Incurable Fog
One day while driving down the street I forgot where I was. Mind you I just left Target and was headed toward home so had certainly been there before, but in that instant I couldn't have told you where I was on the planet if my life depended on it. I had to pull over and cry for a while, gnashing my teeth and pulling my hair over the fact that I was thirty years old and becoming so sick with something so unfixable, I was literally losing my mind. Flash forward a few years to when I had settled into the reality of living with fibromyalgia. Working retail was a painful necessity that was quickly running its course, so I set about trying to figure what on earth to do to earn a living. Naturally, this required me to take a Spanish course at the local community college. Not because I wanted to earn money off my non-existent Spanish 1 skills, but because I desperately needed to know if my brain was capable of learning and retaining new information, and I took French in high school.
I worked really hard for that A. I'd get up at 7 AM to study, regardless of how poor my sleep quality was the night before, determined to prove I was still a viable human specimen. All that learning made interesting things start happening to me, like I could listen to music again and started to remember why I walked into a room. It was an incredibly liberating experience. I'd far surpassed the "no treatment no cure" diagnosis I was given in 2006, but never expected to get my brain back. In hindsight this was like a cruel teaser. Because little did I know, I was about to lose it again.

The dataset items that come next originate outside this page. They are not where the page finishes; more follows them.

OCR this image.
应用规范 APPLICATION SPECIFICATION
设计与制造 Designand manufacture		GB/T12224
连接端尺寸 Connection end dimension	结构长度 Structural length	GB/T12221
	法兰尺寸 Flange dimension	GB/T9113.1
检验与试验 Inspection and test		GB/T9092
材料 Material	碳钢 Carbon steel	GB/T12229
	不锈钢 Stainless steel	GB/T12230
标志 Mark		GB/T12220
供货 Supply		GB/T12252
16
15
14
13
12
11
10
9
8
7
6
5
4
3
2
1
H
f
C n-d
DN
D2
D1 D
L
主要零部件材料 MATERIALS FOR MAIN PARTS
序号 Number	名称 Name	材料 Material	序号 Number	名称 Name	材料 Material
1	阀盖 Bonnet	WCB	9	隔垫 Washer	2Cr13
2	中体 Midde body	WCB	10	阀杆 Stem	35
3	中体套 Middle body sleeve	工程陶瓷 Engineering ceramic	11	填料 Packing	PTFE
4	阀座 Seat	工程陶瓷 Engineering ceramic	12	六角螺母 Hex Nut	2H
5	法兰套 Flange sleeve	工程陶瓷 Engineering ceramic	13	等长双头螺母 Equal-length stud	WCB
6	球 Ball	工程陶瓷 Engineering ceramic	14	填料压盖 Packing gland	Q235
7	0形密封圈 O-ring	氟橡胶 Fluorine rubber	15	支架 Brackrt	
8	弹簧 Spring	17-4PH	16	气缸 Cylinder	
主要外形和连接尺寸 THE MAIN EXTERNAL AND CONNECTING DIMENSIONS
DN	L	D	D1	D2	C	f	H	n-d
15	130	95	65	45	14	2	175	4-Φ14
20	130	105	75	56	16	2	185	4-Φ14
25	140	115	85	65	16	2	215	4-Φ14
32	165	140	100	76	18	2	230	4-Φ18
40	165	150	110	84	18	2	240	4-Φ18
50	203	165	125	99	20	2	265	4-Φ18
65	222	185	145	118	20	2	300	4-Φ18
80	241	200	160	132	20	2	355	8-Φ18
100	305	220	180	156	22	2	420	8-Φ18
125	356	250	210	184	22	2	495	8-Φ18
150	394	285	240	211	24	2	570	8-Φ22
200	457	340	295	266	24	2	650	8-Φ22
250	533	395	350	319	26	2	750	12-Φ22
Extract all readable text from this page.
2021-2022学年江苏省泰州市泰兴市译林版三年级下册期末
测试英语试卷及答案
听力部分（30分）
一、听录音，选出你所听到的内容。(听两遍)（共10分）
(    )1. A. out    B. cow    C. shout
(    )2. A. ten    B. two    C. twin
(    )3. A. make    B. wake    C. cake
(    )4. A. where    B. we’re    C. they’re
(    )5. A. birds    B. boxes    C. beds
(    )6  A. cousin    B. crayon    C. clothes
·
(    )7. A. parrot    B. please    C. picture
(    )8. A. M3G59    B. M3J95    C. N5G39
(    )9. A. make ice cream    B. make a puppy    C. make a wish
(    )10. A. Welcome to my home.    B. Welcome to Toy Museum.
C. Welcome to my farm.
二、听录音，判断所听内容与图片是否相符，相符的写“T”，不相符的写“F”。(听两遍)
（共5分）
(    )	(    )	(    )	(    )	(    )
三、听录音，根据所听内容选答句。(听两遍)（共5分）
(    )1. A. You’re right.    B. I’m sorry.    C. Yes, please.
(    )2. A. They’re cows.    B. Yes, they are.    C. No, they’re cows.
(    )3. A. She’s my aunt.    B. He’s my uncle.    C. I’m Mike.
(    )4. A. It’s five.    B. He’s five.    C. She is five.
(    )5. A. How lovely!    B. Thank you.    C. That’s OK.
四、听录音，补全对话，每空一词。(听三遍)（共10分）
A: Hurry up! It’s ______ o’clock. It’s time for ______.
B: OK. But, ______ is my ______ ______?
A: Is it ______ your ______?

By the time Spanish 2 rolled around the following semester, I was a double stroke survivor. I attended one session and promptly dropped the class, considering my brain was such mush I couldn't even make my mouth say ¡Hola! I even tried Conversational Spanish the semester after that but was still too screwed up. Getting my brain back after my strokes took a lot of time to heal and, once again, demanding an excessive amount of mental prowess from myself in order to write my book. But imagine how differently the next six years would've gone if I hadn't succeeded in my little Spanish 1 experiment. Perhaps knowing I could take a perceived limitation and put in enough work to triumph over my tribulations gave me the will to keep going, even when everything was at its worst? All I know is I was told to accept my illness, so I decided to challenge it. That attitude has gotten me into plenty of trouble over the years. I'm always pushing myself and overdoing it and crashing and burning. But I've also come leaps and bounds from that poor sick girl in 2006 who was told she was never going to get better. While I may not be "better," through one challenge at a time, my life certainly is.